37話 レベルが100も上がるアイテムをゲットぉおお!
ATMに表示された文字を見て、
俺の頭は、一瞬、真っ白になった。
『ハズレ!』
「どえぇ……ハズレぇ?! えぇえええ! うぁ……うそだよぉおおお!」
俺は膝から崩れ落ちて、頭を抱える。
これまでは、ずっと当たりだったから、余計にしんどい。
まさか、ここに来て『ハズレ』を引くとは。
「……うわ……うぅわ……レベル32も注いだのに……普通に痛すぎる……心臓が……砕け散る……ハゲちゃうぅ……」
落胆しながらも、
「ん?」
目の前に浮かび上がった物体に、俺は視線をやった。
黒い『天使の輪』のような形をしたリング。
手に取ると、頭の中に、情報が流れ込んでくる。
――名前:『ダークリング』
効果:使用すると、一時的にレベルが100上昇する。ただし、使えば使うほど、『SAN値(正気度)』が低下する。
「レベル、100あがる……?!」
思わず、声が跳ねる。
「え? やばくない?」
一瞬、テンションが振り切れそうになる。
だが、すぐに、冷静な部分が水を差してきた。
「これは……すごいけど……大丈夫か? レベル100アップは、確かにすごいけど、正気じゃなくなったらダメじゃない? 海外のドラマとかで、精神病院にいる発狂した人を何度か見たことあるけど……ようは、あれになるってことだろ? デメリット、えぐくない?」
SAN値が下がるらしいが、だが、具体的にどこまで下がれば、どんな状態になるのか――そこまでは、実際に試してみないとわからない。
「こわいなぁ……」
『使うと頭おかしくなります』と言われて無邪気に使用できるやつが、この世にどれだけいるだろうか。
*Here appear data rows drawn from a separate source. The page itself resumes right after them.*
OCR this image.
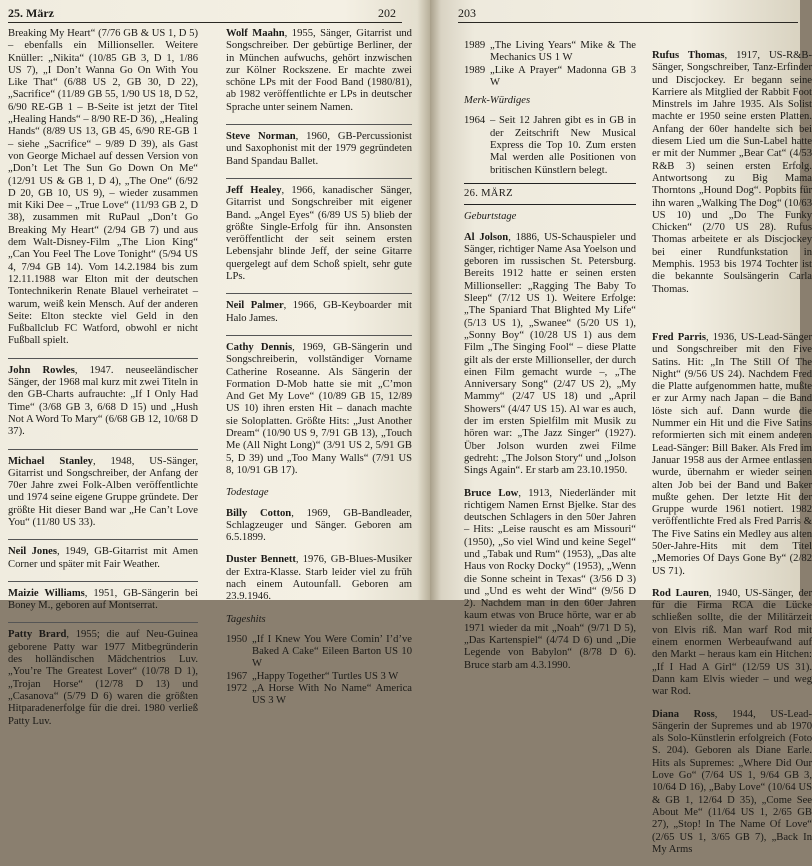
25. März	202
Breaking My Heart“ (7/76 GB & US 1, D 5) – ebenfalls ein Millionseller. Weitere Knüller: „Nikita“ (10/85 GB 3, D 1, 1/86 US 7), „I Don’t Wanna Go On With You Like That“ (6/88 US 2, GB 30, D 22), „Sacrifice“ (11/89 GB 55, 1/90 US 18, D 52, 6/90 RE-GB 1 – B-Seite ist jetzt der Titel „Healing Hands“ – 8/90 RE-D 36), „Healing Hands“ (8/89 US 13, GB 45, 6/90 RE-GB 1 – siehe „Sacrifice“ – 9/89 D 39), als Gast von George Michael auf dessen Version von „Don’t Let The Sun Go Down On Me“ (12/91 US & GB 1, D 4), „The One“ (6/92 D 20, GB 10, US 9), – wieder zusammen mit Kiki Dee – „True Love“ (11/93 GB 2, D 38), zusammen mit RuPaul „Don’t Go Breaking My Heart“ (2/94 GB 7) und aus dem Walt-Disney-Film „The Lion King“ „Can You Feel The Love Tonight“ (5/94 US 4, 7/94 GB 14). Vom 14.2.1984 bis zum 12.11.1988 war Elton mit der deutschen Tontechnikerin Renate Blauel verheiratet – warum, weiß kein Mensch. Auf der anderen Seite: Elton steckte viel Geld in den Fußballclub FC Watford, obwohl er nicht Fußball spielt.
John Rowles, 1947. neuseeländischer Sänger, der 1968 mal kurz mit zwei Titeln in den GB-Charts aufrauchte: „If I Only Had Time“ (3/68 GB 3, 6/68 D 15) und „Hush Not A Word To Mary“ (6/68 GB 12, 10/68 D 37).
Michael Stanley, 1948, US-Sänger, Gitarrist und Songschreiber, der Anfang der 70er Jahre zwei Folk-Alben veröffentlichte und 1974 seine eigene Gruppe gründete. Der größte Hit dieser Band war „He Can’t Love You“ (11/80 US 33).
Neil Jones, 1949, GB-Gitarrist mit Amen Corner und später mit Fair Weather.
Maizie Williams, 1951, GB-Sängerin bei Boney M., geboren auf Montserrat.
Patty Brard, 1955; die auf Neu-Guinea geborene Patty war 1977 Mitbegründerin des holländischen Mädchentrios Luv. „You’re The Greatest Lover“ (10/78 D 1), „Trojan Horse“ (12/78 D 13) und „Casanova“ (5/79 D 6) waren die größten Hitparadenerfolge für die drei. 1980 verließ Patty Luv.
Wolf Maahn, 1955, Sänger, Gitarrist und Songschreiber. Der gebürtige Berliner, der in München aufwuchs, gehört inzwischen zur Kölner Rockszene. Er machte zwei schöne LPs mit der Food Band (1980/81), ab 1982 veröffentlichte er LPs in deutscher Sprache unter seinem Namen.
Steve Norman, 1960, GB-Percussionist und Saxophonist mit der 1979 gegründeten Band Spandau Ballet.
Jeff Healey, 1966, kanadischer Sänger, Gitarrist und Songschreiber mit eigener Band. „Angel Eyes“ (6/89 US 5) blieb der größte Single-Erfolg für ihn. Ansonsten veröffentlicht der seit seinem ersten Lebensjahr blinde Jeff, der seine Gitarre quergelegt auf dem Schoß spielt, sehr gute LPs.
Neil Palmer, 1966, GB-Keyboarder mit Halo James.
Cathy Dennis, 1969, GB-Sängerin und Songschreiberin, vollständiger Vorname Catherine Roseanne. Als Sängerin der Formation D-Mob hatte sie mit „C’mon And Get My Love“ (10/89 GB 15, 12/89 US 10) ihren ersten Hit – danach machte sie Soloplatten. Größte Hits: „Just Another Dream“ (10/90 US 9, 7/91 GB 13), „Touch Me (All Night Long)“ (3/91 US 2, 5/91 GB 5, D 39) und „Too Many Walls“ (7/91 US 8, 10/91 GB 17).
Todestage
Billy Cotton, 1969, GB-Bandleader, Schlagzeuger und Sänger. Geboren am 6.5.1899.
Duster Bennett, 1976, GB-Blues-Musiker der Extra-Klasse. Starb leider viel zu früh nach einem Autounfall. Geboren am 23.9.1946.
Tageshits
1950 „If I Knew You Were Comin’ I’d’ve Baked A Cake“ Eileen Barton US 10 W
1967 „Happy Together“ Turtles US 3 W
1972 „A Horse With No Name“ America US 3 W
203
1989 „The Living Years“ Mike & The Mechanics US 1 W
1989 „Like A Prayer“ Madonna GB 3 W
Merk-Würdiges
1964 – Seit 12 Jahren gibt es in GB in der Zeitschrift New Musical Express die Top 10. Zum ersten Mal werden alle Positionen von britischen Künstlern belegt.
26. MÄRZ
Geburtstage
Al Jolson, 1886, US-Schauspieler und Sänger, richtiger Name Asa Yoelson und geboren im russischen St. Petersburg. Bereits 1912 hatte er seinen ersten Millionseller: „Ragging The Baby To Sleep“ (7/12 US 1). Weitere Erfolge: „The Spaniard That Blighted My Life“ (5/13 US 1), „Swanee“ (5/20 US 1), „Sonny Boy“ (10/28 US 1) aus dem Film „The Singing Fool“ – diese Platte gilt als der erste Millionseller, der durch einen Film gemacht wurde –, „The Anniversary Song“ (2/47 US 2), „My Mammy“ (2/47 US 18) und „April Showers“ (4/47 US 15). Al war es auch, der im ersten Spielfilm mit Musik zu hören war: „The Jazz Singer“ (1927). Über Jolson wurden zwei Filme gedreht: „The Jolson Story“ und „Jolson Sings Again“. Er starb am 23.10.1950.
Bruce Low, 1913, Niederländer mit richtigem Namen Ernst Bjelke. Star des deutschen Schlagers in den 50er Jahren – Hits: „Leise rauscht es am Missouri“ (1950), „So viel Wind und keine Segel“ und „Tabak und Rum“ (1953), „Das alte Haus von Rocky Docky“ (1953), „Wenn die Sonne scheint in Texas“ (3/56 D 3) und „Und es weht der Wind“ (9/56 D 2). Nachdem man in den 60er Jahren kaum etwas von Bruce hörte, war er ab 1971 wieder da mit „Noah“ (9/71 D 5), „Das Kartenspiel“ (4/74 D 6) und „Die Legende von Babylon“ (8/78 D 6). Bruce starb am 4.3.1990.
Rufus Thomas, 1917, US-R&B-Sänger, Songschreiber, Tanz-Erfinder und Discjockey. Er begann seine Karriere als Mitglied der Rabbit Foot Minstrels im Jahre 1935. Als Solist machte er 1950 seine ersten Platten. Anfang der 60er handelte sich bei diesem Lied um die Sun-Label hatte er mit der Nummer „Bear Cat“ (4/53 R&B 3) seinen ersten Erfolg. Antwortsong zu Big Mama Thorntons „Hound Dog“. Popbits für ihn waren „Walking The Dog“ (10/63 US 10) und „Do The Funky Chicken“ (2/70 US 28). Rufus Thomas arbeitete er als Discjockey bei einer Rundfunkstation in Memphis. 1953 bis 1974 Tochter ist die bekannte Soulsängerin Carla Thomas.
Fred Parris, 1936, US-Lead-Sänger und Songschreiber mit den Five Satins. Hit: „In The Still Of The Night“ (9/56 US 24). Nachdem Fred die Platte aufgenommen hatte, mußte er zur Army nach Japan – die Band löste sich auf. Dann wurde die Nummer ein Hit und die Five Satins reformierten sich mit einem anderen Lead-Sänger: Bill Baker. Als Fred im Januar 1958 aus der Armee entlassen wurde, übernahm er wieder seinen alten Job bei der Band und Baker mußte gehen. Der letzte Hit der Gruppe wurde 1961 notiert. 1982 veröffentlichte Fred als Fred Parris & The Five Satins ein Medley aus alten 50er-Jahre-Hits mit dem Titel „Memories Of Days Gone By“ (2/82 US 71).
Rod Lauren, 1940, US-Sänger, der für die Firma RCA die Lücke schließen sollte, die der Militärzeit von Elvis riß. Man warf Rod mit einem enormen Werbeaufwand auf den Markt – heraus kam ein Hitchen: „If I Had A Girl“ (12/59 US 31). Dann kam Elvis wieder – und weg war Rod.
Diana Ross, 1944, US-Lead-Sängerin der Supremes und ab 1970 als Solo-Künstlerin erfolgreich (Foto S. 204). Geboren als Diane Earle. Hits als Supremes: „Where Did Our Love Go“ (7/64 US 1, 9/64 GB 3, 10/64 D 16), „Baby Love“ (10/64 US & GB 1, 12/64 D 35), „Come See About Me“ (11/64 US 1, 2/65 GB 27), „Stop! In The Name Of Love“ (2/65 US 1, 3/65 GB 7), „Back In My Arms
俺は、とりあえずダークリングをアイテムボックスにしまい込んだ。
「……ガチャでレベルが32減って……現在レベル50、か」
震える指で、自己鑑定を開く。
――レベル50。
「となると……ダークリングを使っている間は、俺レベル150になるのか……」
その数字を、頭の中で反芻《はんすう》する。
「この数字は……猛田や暁宮を、超えるなぁ」
教え子の中でも、飛び抜けた実力を誇る二人。
現状における人類の最高峰。
もし、この指輪を装着すれば、
俺は、一時的にとはいえ、その二人すら上回る。
「うーむ……」
あまりの現実感のなさに、実感が追いつかない。
色々と考えを巡らせながら、俺はいったん家に帰ろうと、裏面から外に出た。
と、そこで、
「うおっ……」
どこか遠くから、
ドガァアアアン!
と、盛大な『破壊音』が響いてくる。
鼓膜を震わせるほどの重低音。
何かが激しく衝突するような、地響きに近い音だった。
気になって、音のする方へ駆け寄ってみると――
視界に飛び込んできたのは、教え子たちの姿だった。
「おぉ……すげぇ状況……」
思わず、足が止まる。
でっかい鬼みたいなモンスターが、金棒を横薙ぎに振るった。
二メートルを優に超える体軀《たいく》。
赤黒く焼けただれたような肌には、太い筋が幾重にも浮かび上がり、呼吸のたびにどくどくと脈打っているのが遠目にもわかる。
時空旅団のメンバーが、その一撃を四方に散ってかわし、間髪入れずに斬りかかる。
だが、剣も魔法も、あの巨躯の表面を撫《な》でるだけで、まるで通っている気配がない。
それを見て、俺のこめかみに汗が浮かぶ。
「……これ……やばくね?」
いつもは圧倒的な強さを誇る時空旅団のメンバーが、明らかに、押されていた。
あの妙な鬼が、異常に強すぎる。
今まで見てきたモンスターの中で、ぶっちぎりの強さ。
「ぁああああっ!!」
猛田の腕が、鈍い音とともに折れ曲がる。
バギィという、彼女の骨の折れる嫌な音が、ここまで聞こえてきた。
『女子高生』の腕がへし折れている姿……正直、見ていられない……
「じゅ……ジュリアぁ……たすけろ!」
猛田の絶叫が響く。
彼女はいつも自信満々な『俺様系女子』だが、さすがに目に涙が浮かんでいる。
ジュリアが飛び込んで、彼女を助けようとするが、
「うぁっ!!」
その体が、次の瞬間には吹き飛ばされ、瓦礫《がれき》の山に叩きつけられた。
土煙が上がり、しばらく、その中から動く気配がない。